Flutamine and finasteride can improve androgenic symptoms in polycystic ovarian syndrome. In general potential serious side-effects have limited their use in the United States. Flutamide is a nonsteroidal, nonhormonal antiandrogenic drug, which has been demonstrated to block the action of dihydrotestosterone (DHT) on androgen receptors. It has been associated with hepatocellular dysfunction. Finasteride is a 4-aza analog of testosterone and is a competitive inhibitor of both tissue and hepatic 5-alpha reduc-tase. This results in inhibition of the conversion of testosterone to dihydrotestosterone. In small mostly uncontrolled studies it has been shown to be effective in the treatment of hirsutism. It does not seem to treat androgenic alopecia in women however, unlike the effect seen in male pattern baldness in men.
Eflornithine hydrochloride is an inhibitor of ornithine decarboxylase in skin. It is available as a topical cream that can slow the rate of hair growth and has been shown to have some effect in the treatment of facial hirsutism.
Insulin Sensitizing Agents
Given the prevalence of insulin resistance seen in PCOS, a number of insulin-sensitizing agents have been studied in the treatment of symptoms. Currently metformin, a biguanide, and pioglitazone and rosiglitazone, thiazolidinediones, are available clinically, and all have been studied in polycystic ovarian syndrome. The single most common agent for use in polycystic ovarian syndrome is metformin. Metformin appears to work by reducing hepatic glucose output thereby reducing the demand for insulin. A meta-analysis of thirteen studies of metformin in polycystic ovarian syndrome concluded that metformin significantly enhanced the rate of ovulation. There was also evidence for improved insulin levels and reduced cholesterol. There is conflicting evidence that metformin’s effects are partially mediated through weight reduction. Metformin has been noted in several studies to be associated with weight reduction in the initial phase of treatment, but this is not consistently seen. The effects of metformin on pregnancy loss and gesta-tional diabetes have been studied only in small uncontrolled trials. Current evidence is not sufficient to conclude a consistent positive effect.
The thiazolidinedione therapies are associated with improved insulin action at the level of skeletal muscle and liver. The largest available study involved troglitazone, which is no longer on the market due to hepatotoxicity However, significant improvements in ovulation were noted in a 48-week trial. Both pioglitazone and rosiglitazone have been shown to improve ovulatory rates in polycystic ovarian syndrome in small trials. Both are pregnancy category C agents and have not been studied in pregnancy. No association with weight reduction is noted with these agents. Several studies indicate slight increases in weight with use although metabolic improvements are noted.

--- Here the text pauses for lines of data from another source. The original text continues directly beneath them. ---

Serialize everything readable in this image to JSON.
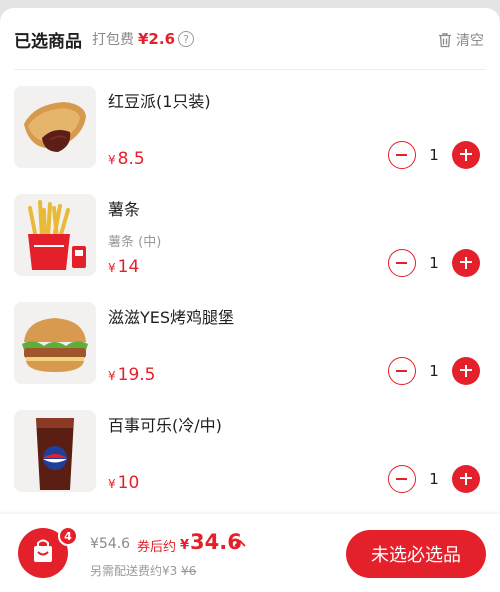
{
  "header": {
    "title": "已选商品",
    "packaging_label": "打包费",
    "packaging_price": "¥2.6",
    "help_glyph": "?",
    "clear_label": "清空"
  },
  "items": [
    {
      "name": "红豆派(1只装)",
      "spec": "",
      "currency": "¥",
      "price": "8.5",
      "qty": "1",
      "image": "red-bean-pie-image"
    },
    {
      "name": "薯条",
      "spec": "薯条 (中)",
      "currency": "¥",
      "price": "14",
      "qty": "1",
      "image": "fries-image"
    },
    {
      "name": "滋滋YES烤鸡腿堡",
      "spec": "",
      "currency": "¥",
      "price": "19.5",
      "qty": "1",
      "image": "chicken-burger-image"
    },
    {
      "name": "百事可乐(冷/中)",
      "spec": "",
      "currency": "¥",
      "price": "10",
      "qty": "1",
      "image": "pepsi-image"
    }
  ],
  "footer": {
    "cart_count": "4",
    "original_total": "¥54.6",
    "after_coupon_label": "券后约",
    "after_currency": "¥",
    "after_total": "34.6",
    "delivery_prefix": "另需配送费约¥3",
    "delivery_original": "¥6",
    "checkout_label": "未选必选品"
  },
  "colors": {
    "accent": "#e4202a",
    "muted": "#8a8a8a"
  }
}
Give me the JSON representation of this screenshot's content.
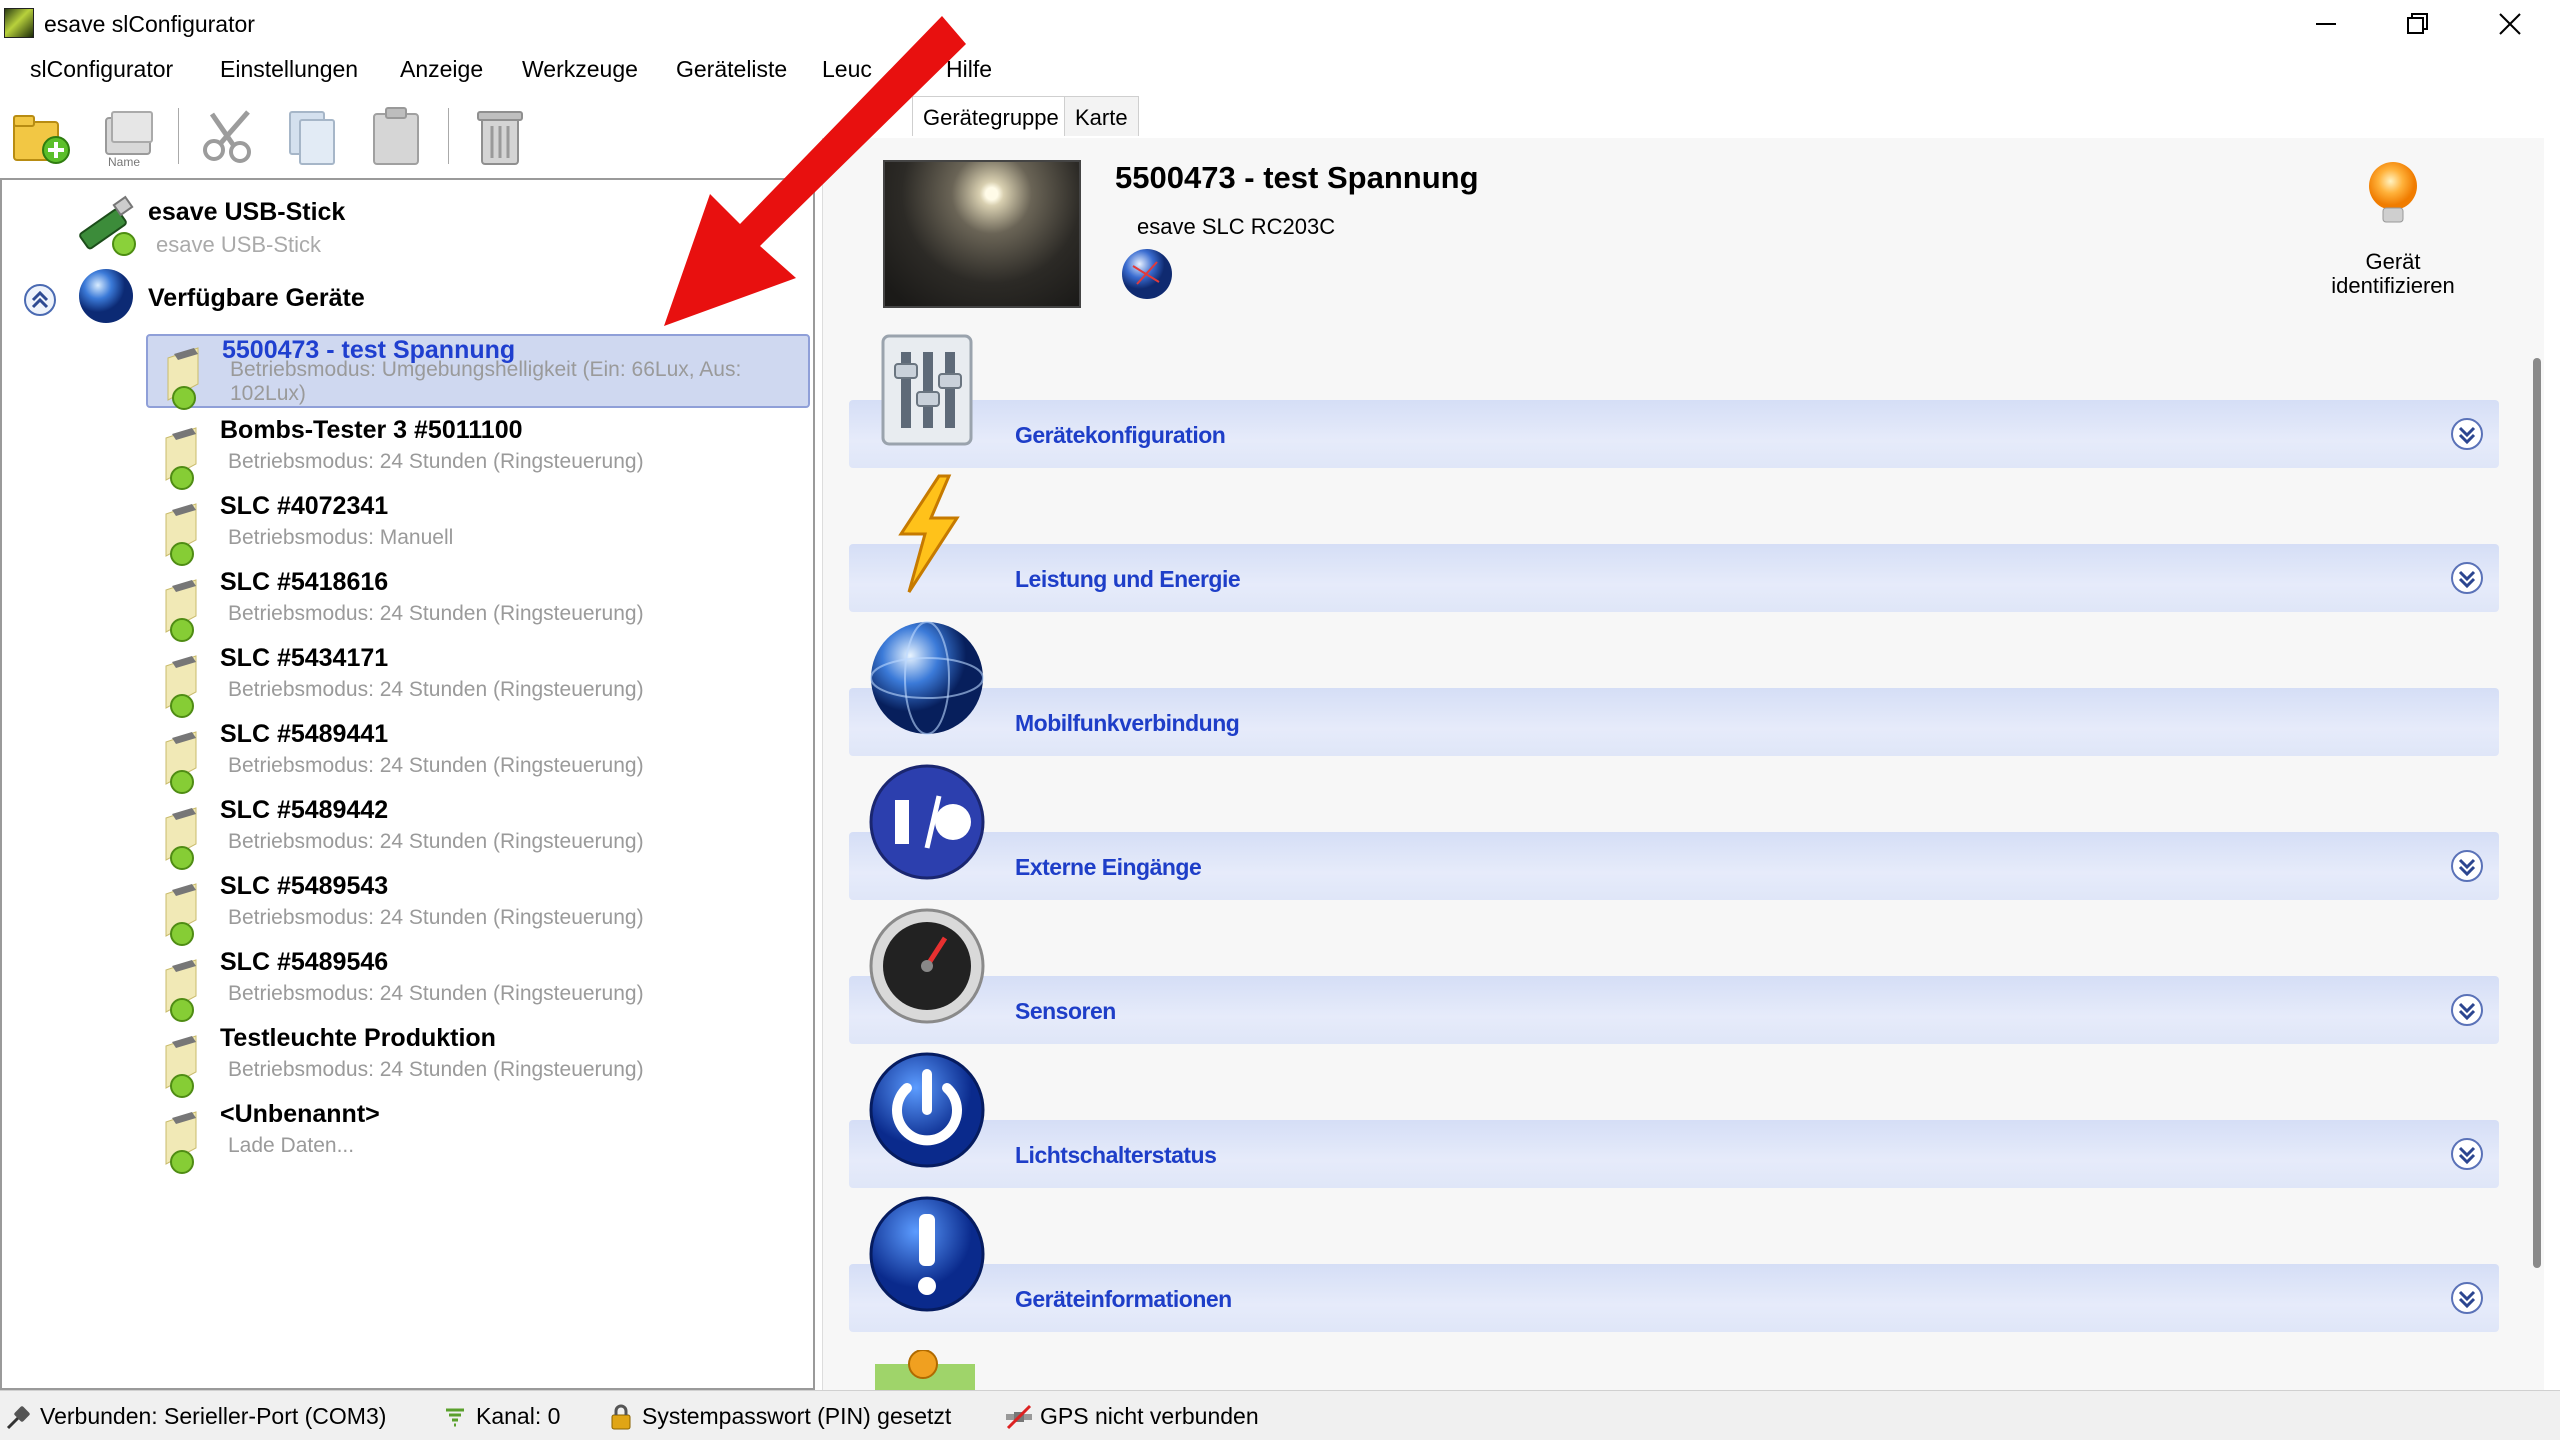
{
  "window": {
    "title": "esave slConfigurator"
  },
  "menu": [
    "slConfigurator",
    "Einstellungen",
    "Anzeige",
    "Werkzeuge",
    "Geräteliste",
    "Leuc",
    "Hilfe"
  ],
  "toolbar": {
    "name_label": "Name"
  },
  "tree": {
    "usb": {
      "title": "esave USB-Stick",
      "subtitle": "esave USB-Stick"
    },
    "available": {
      "title": "Verfügbare Geräte"
    },
    "devices": [
      {
        "name": "5500473 - test  Spannung",
        "mode": "Betriebsmodus: Umgebungshelligkeit (Ein: 66Lux, Aus: 102Lux)",
        "selected": true
      },
      {
        "name": "Bombs-Tester 3 #5011100",
        "mode": "Betriebsmodus: 24 Stunden (Ringsteuerung)"
      },
      {
        "name": "SLC #4072341",
        "mode": "Betriebsmodus: Manuell"
      },
      {
        "name": "SLC #5418616",
        "mode": "Betriebsmodus: 24 Stunden (Ringsteuerung)"
      },
      {
        "name": "SLC #5434171",
        "mode": "Betriebsmodus: 24 Stunden (Ringsteuerung)"
      },
      {
        "name": "SLC #5489441",
        "mode": "Betriebsmodus: 24 Stunden (Ringsteuerung)"
      },
      {
        "name": "SLC #5489442",
        "mode": "Betriebsmodus: 24 Stunden (Ringsteuerung)"
      },
      {
        "name": "SLC #5489543",
        "mode": "Betriebsmodus: 24 Stunden (Ringsteuerung)"
      },
      {
        "name": "SLC #5489546",
        "mode": "Betriebsmodus: 24 Stunden (Ringsteuerung)"
      },
      {
        "name": "Testleuchte Produktion",
        "mode": "Betriebsmodus: 24 Stunden (Ringsteuerung)"
      },
      {
        "name": "<Unbenannt>",
        "mode": "Lade Daten..."
      }
    ]
  },
  "tabs": [
    "Gerätegruppe",
    "Karte"
  ],
  "device": {
    "title": "5500473 - test Spannung",
    "model": "esave SLC RC203C",
    "identify_line1": "Gerät",
    "identify_line2": "identifizieren"
  },
  "sections": [
    {
      "label": "Gerätekonfiguration",
      "icon": "switch-panel-icon",
      "chevron": true
    },
    {
      "label": "Leistung und Energie",
      "icon": "lightning-icon",
      "chevron": true
    },
    {
      "label": "Mobilfunkverbindung",
      "icon": "globe-icon",
      "chevron": false
    },
    {
      "label": "Externe Eingänge",
      "icon": "io-icon",
      "chevron": true
    },
    {
      "label": "Sensoren",
      "icon": "gauge-icon",
      "chevron": true
    },
    {
      "label": "Lichtschalterstatus",
      "icon": "power-icon",
      "chevron": true
    },
    {
      "label": "Geräteinformationen",
      "icon": "info-icon",
      "chevron": true
    }
  ],
  "status": [
    {
      "icon": "plug-icon",
      "text": "Verbunden: Serieller-Port (COM3)"
    },
    {
      "icon": "signal-icon",
      "text": "Kanal: 0"
    },
    {
      "icon": "lock-icon",
      "text": "Systempasswort (PIN) gesetzt"
    },
    {
      "icon": "satellite-off-icon",
      "text": "GPS nicht verbunden"
    }
  ],
  "colors": {
    "accent": "#1e3ec8",
    "section_bar": "#dfe6f8",
    "selection": "#cfd8f0",
    "arrow": "#e8100f"
  }
}
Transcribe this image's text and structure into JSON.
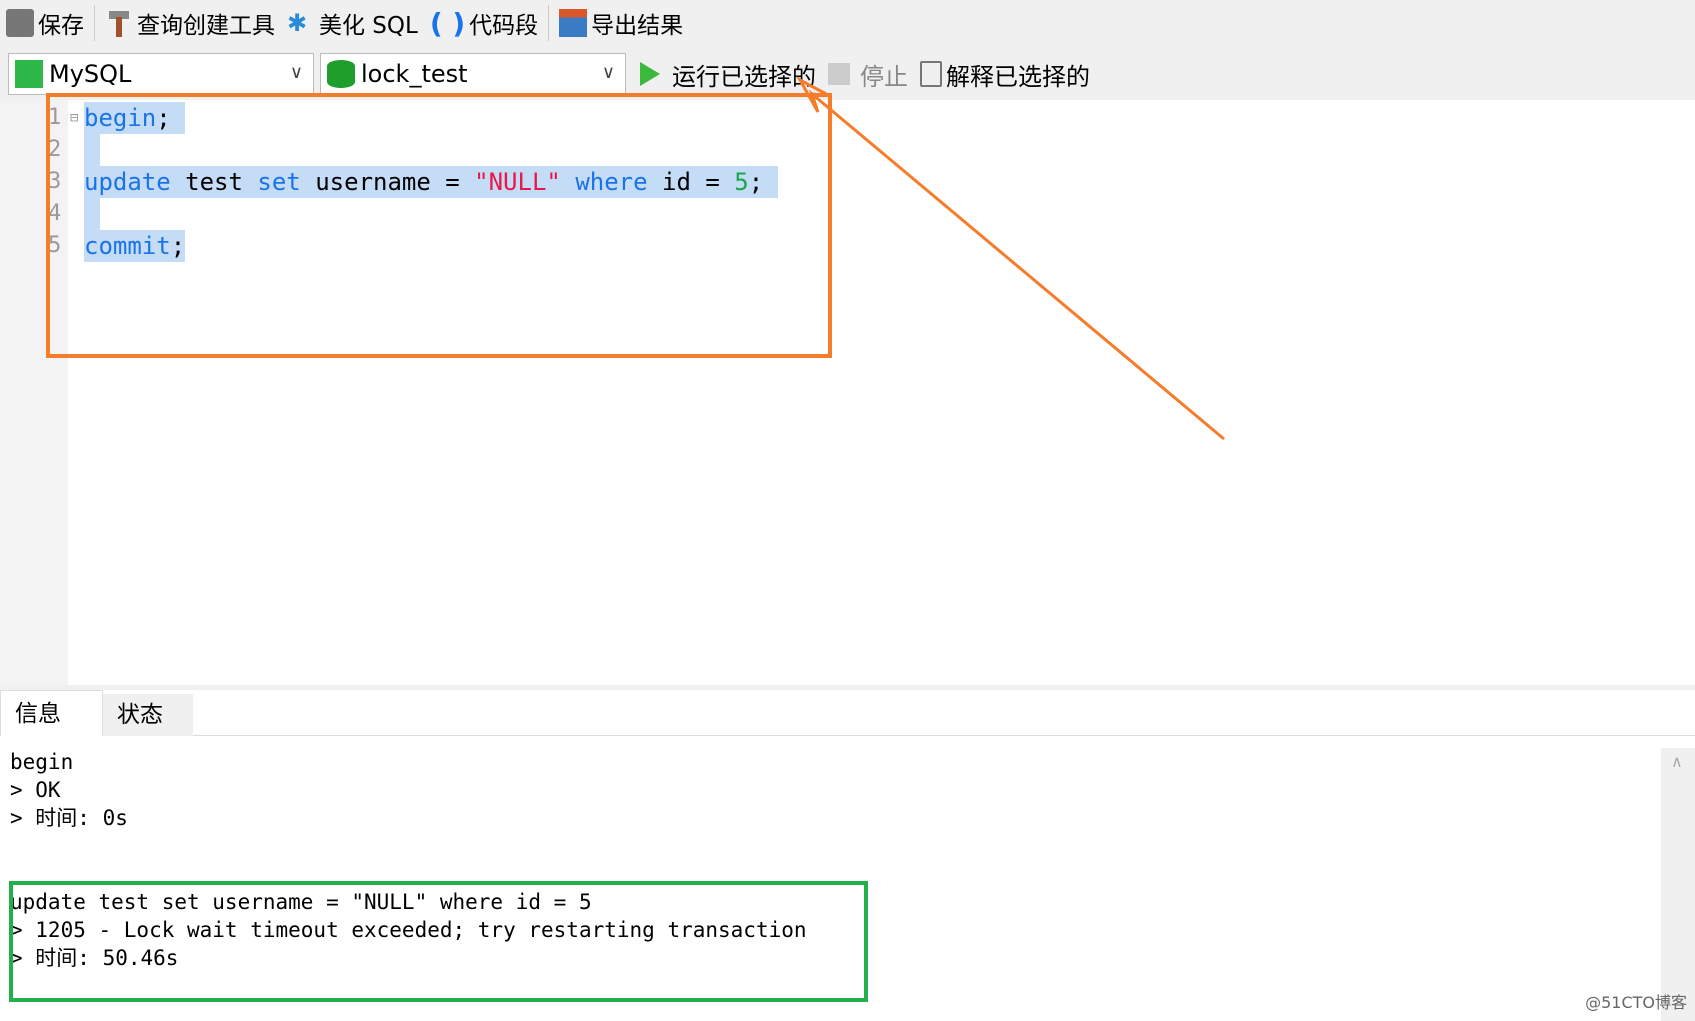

Weight reduction, of as little as 3-5%, has been associated with improvements in ovulation rates in polycystic ovarian syndrome women who are overweight or obese. Although studies are consistent in this regard, no large scale controlled trials are available to assess improvements in pregnancy rates. There are no specific dietary regimens that target polycystic ovarian syndrome and effective weight reduction has been demonstrated with a wide variety of approaches.
Achieving and maintaining permanent weight reduction is a challenge that is often met with repeated failures and relapse. Severely restrictive diets have not been shown to improve outcomes over modest changes in diet that result in slow weight reduction. Metabolic parameters are also consistently improved with lifestyle modification that includes weight reduction. Exercise, although not a significant tool in initial weight reduction, is associated with better maintenance of weight reduction over time and should be encouraged. Significant support is needed to encourage women with polycystic ovarian syndrome who are overweight or obese to consider lifestyle modification as the first line of therapy.